After a year or so of using his mother's cards, Hawkins saved up enough money doing readings at the farmer's market to order an entirely pictorial deck, quicker for his personal recall than pips. You really preferred words and patterns over images, and responded to the pip deck like he didn't, but you gamely learned the pictures anyway.

You whined the whole time you followed him to the dock. It was cloudy, but the clouds were fluffy and white, not at all heavy with rain, and soon you were out on the water again, where Hawkins was starting to feel at home.

He wanted to see the world. He always had, as he and his mother moved incrementally throughout the North Blue and he noticed the slightest of differences from island to island. Then he met you, and the thought of the Grand Line struck him like lightning. That, and Devil Fruits being more commonplace there. He must have eaten his before he could talk, since he didn't remember it and never could swim to begin with. Your family had been fishermen for centuries, but your own mother neither swam nor feared the water. When the mentor you now shared said you would travel together, he knew that meant he would go to sea.

It was to those happy thoughts that Hawkins reclined across from you in the long outrigger and dozed off. Until...

"Hawkins!"

You shook him awake far more violently than he thought he deserved, and the first thing he noticed was the air was cool, cooler than it should be for a summer afternoon. He blinked one eye open and saw it was nighttime, sunset or just past sunset.

"Shit." You gasped, scandalized. "Don't be a baby," he grumbled as he started sitting up, but you smacked him in the shoulder so hard he went straight back down.

"I knew today wasn't a good sailing day!"

"It didn't rain."

"We're lost. Do you see the coastline?"

Hawkins squinted vaguely where he thought he horizon should be. "...No."

"Fuck!" you hissed.

"Fuck," he repeated.

"We're fine, actually. Okay. We're good." He didn't know if he believed you, but you nearly snapped your neck with how quickly you grabbed the compass that hung from it. "Okay. The new moon was four days ago, so she's waxing. Does that look like a quarter to you?" Hawkins knew better than to answer. "Either way, we can't have moved too far. Good thing the sails were furled."

You chewed your lip and looked up at the sky. He followed your gaze and saw only a field of stars, those clouds you worried about long gone. He stared long enough that his eyes started to water.

"Are you crying?"

"No." He wiped at his face with the back of his hand.

"We need to shunt. I think we've been going southeast."

"You think? How certain are you?"

"I'm not a navigator!" you snapped. "I don't know.

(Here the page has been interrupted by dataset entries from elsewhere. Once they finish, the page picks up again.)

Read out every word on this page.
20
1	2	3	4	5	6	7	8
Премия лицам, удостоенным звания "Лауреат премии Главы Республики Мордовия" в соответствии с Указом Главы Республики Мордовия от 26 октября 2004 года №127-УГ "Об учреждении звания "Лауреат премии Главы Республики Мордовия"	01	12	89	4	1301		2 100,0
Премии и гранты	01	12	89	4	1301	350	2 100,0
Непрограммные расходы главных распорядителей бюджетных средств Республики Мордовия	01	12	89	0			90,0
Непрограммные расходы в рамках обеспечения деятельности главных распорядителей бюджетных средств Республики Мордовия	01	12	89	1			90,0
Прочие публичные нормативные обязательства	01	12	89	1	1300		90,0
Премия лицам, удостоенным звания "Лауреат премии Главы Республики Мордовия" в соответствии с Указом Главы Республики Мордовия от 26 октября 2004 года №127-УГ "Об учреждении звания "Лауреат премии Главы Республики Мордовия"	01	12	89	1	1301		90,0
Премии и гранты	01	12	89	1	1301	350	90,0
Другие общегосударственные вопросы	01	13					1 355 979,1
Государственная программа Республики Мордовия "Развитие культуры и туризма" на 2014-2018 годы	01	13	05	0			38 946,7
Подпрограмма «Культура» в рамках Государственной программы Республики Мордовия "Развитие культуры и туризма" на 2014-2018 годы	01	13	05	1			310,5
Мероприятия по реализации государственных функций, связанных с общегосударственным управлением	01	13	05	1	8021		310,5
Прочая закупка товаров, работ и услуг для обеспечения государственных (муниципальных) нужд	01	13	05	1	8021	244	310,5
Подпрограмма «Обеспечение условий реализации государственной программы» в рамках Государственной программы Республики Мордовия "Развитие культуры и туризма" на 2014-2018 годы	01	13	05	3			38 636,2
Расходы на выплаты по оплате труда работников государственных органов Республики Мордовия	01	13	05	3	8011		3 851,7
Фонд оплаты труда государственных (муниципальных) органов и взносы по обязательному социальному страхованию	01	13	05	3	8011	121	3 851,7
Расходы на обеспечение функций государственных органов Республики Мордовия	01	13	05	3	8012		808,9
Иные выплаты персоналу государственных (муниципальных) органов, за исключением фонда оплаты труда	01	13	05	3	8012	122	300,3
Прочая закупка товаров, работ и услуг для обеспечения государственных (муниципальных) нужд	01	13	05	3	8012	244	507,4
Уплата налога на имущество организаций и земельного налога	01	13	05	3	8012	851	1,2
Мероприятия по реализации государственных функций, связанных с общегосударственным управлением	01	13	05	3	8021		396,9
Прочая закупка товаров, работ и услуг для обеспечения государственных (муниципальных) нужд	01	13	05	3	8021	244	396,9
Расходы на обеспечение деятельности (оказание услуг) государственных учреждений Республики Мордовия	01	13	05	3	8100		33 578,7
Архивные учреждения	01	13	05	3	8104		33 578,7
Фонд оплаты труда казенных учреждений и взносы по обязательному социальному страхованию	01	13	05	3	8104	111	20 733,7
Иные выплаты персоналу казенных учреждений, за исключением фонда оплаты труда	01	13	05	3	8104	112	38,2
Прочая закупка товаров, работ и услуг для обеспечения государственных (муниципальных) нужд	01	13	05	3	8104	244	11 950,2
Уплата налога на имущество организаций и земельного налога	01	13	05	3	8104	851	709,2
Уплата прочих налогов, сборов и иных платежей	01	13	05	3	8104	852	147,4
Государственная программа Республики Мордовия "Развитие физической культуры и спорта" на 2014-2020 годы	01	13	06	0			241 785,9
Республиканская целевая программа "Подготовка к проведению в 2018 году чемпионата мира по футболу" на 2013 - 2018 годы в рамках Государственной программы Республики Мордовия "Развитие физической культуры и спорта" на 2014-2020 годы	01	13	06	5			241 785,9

I don't have like, a percentage for you, but I'm reasonably sure. Look. There's Polaris."

You pointed, and he supposed some of them looked brighter than the others, but he couldn't be certain. It amazed him that you read the sky like a map written just for you, and he wished his cards were half as useful to your shared survival.

"I'm putting my life in your hands."

You huffed. "It's already there." Hawkins stared, and wondered if you understood, without his saying it, everything you meant to him and how lost he would be without you, that the depth of it all would embarrass both of you, and—"You can't swim."